The experimental protocol used to assess a role for COXs in purine-mediated reactive astrogliosis. Rat striatal astrocytic cells were initially established in complete medium, placed in serum-free medium at day 1 to favour morphological differentiation resembling reactive astrogliosis, and challenged at day 2 with either purine analogues (e.g. α,βmeATP) or other agents (see text). After challenge, cells were grown for a further 3 days in drug-free medium, fixed, stained with an anti-GFAP antibody for determination of the elongation of astrocytic processes. Left panel: micrograph depicting control astrocytes with typical bipolar shape. Right panel: activated astrocytes showing increased length of astrocytic processes. In selected experiments, samples for evaluation of COX-2 by Western blot were taken at various periods after challenge with α,βmeATP, as indicated. To evaluate a role of constitutive COXs, ASA and NS-398 were added to the cultures 30 min before challenge with the purine analogue and maintained for the 2 h challenge period (short protocol). To evaluate the role of inducible COX-2, NS-398 was also maintained in the culture medium for the entire duration of the experiment (long protocol).

Figure 2

Involvement of inducible COX-2 in P2Y receptor-mediated reactive astrogliosis. (a) Cells were challenged with α,βmeATP (10 μM) for 2 h, placed in agonist-free medium, and the presence of COX-2 assessed at 6, 24, 48 and 72 h by immunoblot analysis with a specific ant-COX-2 antibody.
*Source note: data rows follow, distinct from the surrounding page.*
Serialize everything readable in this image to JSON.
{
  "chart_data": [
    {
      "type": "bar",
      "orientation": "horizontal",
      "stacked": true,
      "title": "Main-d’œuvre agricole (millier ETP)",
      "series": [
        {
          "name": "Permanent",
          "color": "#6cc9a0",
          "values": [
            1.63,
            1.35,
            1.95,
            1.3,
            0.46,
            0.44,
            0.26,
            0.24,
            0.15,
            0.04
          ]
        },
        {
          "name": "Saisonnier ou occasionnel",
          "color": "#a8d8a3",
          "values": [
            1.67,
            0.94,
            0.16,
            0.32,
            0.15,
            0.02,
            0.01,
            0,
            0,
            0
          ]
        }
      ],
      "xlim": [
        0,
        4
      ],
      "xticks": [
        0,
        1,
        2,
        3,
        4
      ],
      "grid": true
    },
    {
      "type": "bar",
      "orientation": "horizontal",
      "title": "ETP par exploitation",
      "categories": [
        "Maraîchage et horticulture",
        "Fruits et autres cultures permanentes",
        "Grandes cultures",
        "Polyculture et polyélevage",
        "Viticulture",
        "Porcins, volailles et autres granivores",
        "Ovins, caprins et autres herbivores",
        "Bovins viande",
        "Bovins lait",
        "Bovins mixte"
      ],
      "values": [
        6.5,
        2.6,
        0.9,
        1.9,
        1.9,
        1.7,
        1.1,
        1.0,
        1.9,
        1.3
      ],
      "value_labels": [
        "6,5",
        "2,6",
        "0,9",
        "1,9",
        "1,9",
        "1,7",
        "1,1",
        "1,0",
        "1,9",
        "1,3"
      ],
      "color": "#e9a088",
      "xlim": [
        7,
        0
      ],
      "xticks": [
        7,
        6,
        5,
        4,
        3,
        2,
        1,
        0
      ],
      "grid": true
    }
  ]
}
Results (area×optical density of the 72 kDa MW COX-2 band) are expressed as mean per cent±s.e.mean of the corresponding control value from four independent experiments run in triplicate. COX-2 was significantly increased at 24 and 48 h (^*P<0.05, 1-way ANOVA, Scheffé's F-test). (b) Under the experimental conditions, a marked astrocytic activation was found, as demonstrated by increased elongation of GFAP-positive astrocytic processes (expressed as percentage of control mean μm cell⁻¹±s.e.mean; see solid column; ^*P<0.05, 1-way ANOVA, F-test). If, after challenge with the purine analogue, cells were maintained in the presence of NS-398 to selectively inhibit the inducible enzyme (long protocol, Figure 1), a concentration-dependent inhibition of α,βmeATP-induced astrocytic elongation was found (hatched columns; ^**P<0.05 vs both control and α,βmeATP alone, ^#P<0.05 vs α,βmeATP alone and not statistically different from control, 1-way ANOVA, F-test).

Figure 3

Exogenously applied PGE₂, but not PGD₂, can mimic P2Y receptor-mediated reactive astrogliosis. Cultures were challenged for 2 h with the concentrations of prostaglandins indicated, washed, grown for a further 3 days in drug-free medium, fixed, stained and assessed for elongation of the astrocytic processes. Results are the mean±s.e.mean of three independent experiments run in quadruplicate. ^*P<0.05, 1-way ANOVA, F-test.